Page MenuHomeSoftware Heritage

Formalize the default branch convention for snapshots
Closed, MigratedEdits Locked

Description

For now, each loader decides what convention it uses for branches. This makes working with our snapshots harder than it should be for our users.

One of the things we need to decide is what the default branch for snapshots is; this is useful e.g. when presenting data in the web ui or when trying to run a metadata indexer.

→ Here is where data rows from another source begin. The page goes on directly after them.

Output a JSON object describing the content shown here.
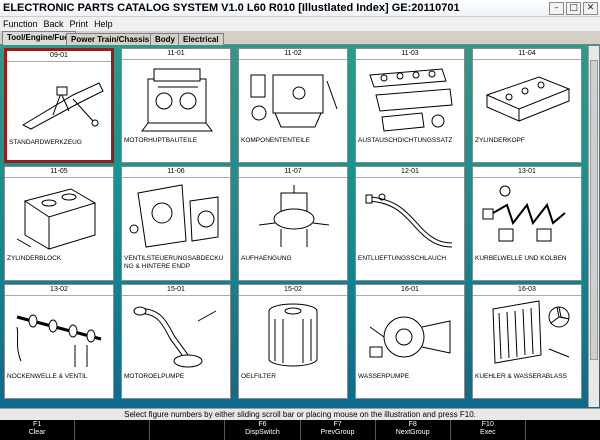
{
  "window": {
    "title": "ELECTRONIC PARTS CATALOG SYSTEM V1.0 L60 R010 [Illustlated Index] GE:20110701",
    "minimize_glyph": "–",
    "maximize_glyph": "□",
    "close_glyph": "✕"
  },
  "menu": [
    "Function",
    "Back",
    "Print",
    "Help"
  ],
  "tabs": [
    "Tool/Engine/Fuel",
    "Power Train/Chassis",
    "Body",
    "Electrical"
  ],
  "cards": [
    {
      "code": "09-01",
      "label": "STANDARDWERKZEUG",
      "icon": "jack-icon"
    },
    {
      "code": "11-01",
      "label": "MOTORHUPTBAUTEILE",
      "icon": "engine-block-icon"
    },
    {
      "code": "11-02",
      "label": "KOMPONENTENTEILE",
      "icon": "engine-components-icon"
    },
    {
      "code": "11-03",
      "label": "AUSTAUSCHDICHTUNGSSATZ",
      "icon": "gasket-set-icon"
    },
    {
      "code": "11-04",
      "label": "ZYLINDERKOPF",
      "icon": "cylinder-head-icon"
    },
    {
      "code": "11-05",
      "label": "ZYLINDERBLOCK",
      "icon": "cylinder-block-icon"
    },
    {
      "code": "11-06",
      "label": "VENTILSTEUERUNGSABDECKUNG & HINTERE ENDP",
      "icon": "timing-cover-icon"
    },
    {
      "code": "11-07",
      "label": "AUFHAENGUNG",
      "icon": "engine-mount-icon"
    },
    {
      "code": "12-01",
      "label": "ENTLUEFTUNGSSCHLAUCH",
      "icon": "breather-hose-icon"
    },
    {
      "code": "13-01",
      "label": "KURBELWELLE UND KOLBEN",
      "icon": "crankshaft-icon"
    },
    {
      "code": "13-02",
      "label": "NOCKENWELLE & VENTIL",
      "icon": "camshaft-icon"
    },
    {
      "code": "15-01",
      "label": "MOTOROELPUMPE",
      "icon": "oil-pump-icon"
    },
    {
      "code": "15-02",
      "label": "OELFILTER",
      "icon": "oil-filter-icon"
    },
    {
      "code": "16-01",
      "label": "WASSERPUMPE",
      "icon": "water-pump-icon"
    },
    {
      "code": "16-03",
      "label": "KUEHLER & WASSERABLASS",
      "icon": "radiator-icon"
    }
  ],
  "status_text": "Select figure numbers by either sliding scroll bar or placing mouse on the illustration and press F10.",
  "fkeys": [
    {
      "key": "F1",
      "label": "Clear"
    },
    {
      "key": "",
      "label": ""
    },
    {
      "key": "",
      "label": ""
    },
    {
      "key": "F6",
      "label": "DispSwitch"
    },
    {
      "key": "F7",
      "label": "PrevGroup"
    },
    {
      "key": "F8",
      "label": "NextGroup"
    },
    {
      "key": "F10",
      "label": "Exec"
    },
    {
      "key": "",
      "label": ""
    }
  ]
}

My proposal is the following:

  • the default branch for snapshots is defined to be HEAD.
    • if the concept of HEAD exists with the same name in the upstream VCS (f.e. git, svn), this branch should be a literal pointer to the corresponding archived object
    • if the concept of HEAD doesn't exist with the same name in the upstream VCS (f.e. mercurial), this branch should be an alias pointing at the default branch, named using the upstream VCS context (f.e. in the mercurial case, that would be an alias for the tip of the default branch)
    • if the concept of a default branch/version doesn't exist in the upstream VCS, no HEAD branch should exist in the snapshot

I'm not sure where this documentation should live; I think https://wiki.softwareheritage.org/index.php?title=Repository_snapshot_objects should be reintegrated in swh-docs.

Event Timeline

olasd triaged this task as High priority.Oct 10 2018, 11:58 AM
olasd created this task.
  • the default branch for snapshots is defined to be HEAD.
    • if the concept of HEAD exists with the same name in the upstream VCS (f.e. git, svn), this branch should be a literal pointer to the corresponding archived object
    • if the concept of HEAD doesn't exist with the same name in the upstream VCS (f.e. mercurial), this branch should be an alias pointing at the default branch, named using the upstream VCS context (f.e. in the mercurial case, that would be an alias for the tip of the default branch)
    • if the concept of a default branch/version doesn't exist in the upstream VCS, no HEAD branch should exist in the snapshot

LGTM.

I guess there aren't many examples of the last case (you mentioned Debian f2f, which sounds correct), but indeed we shouldn't try to arbitrary pick a HEAD in that case.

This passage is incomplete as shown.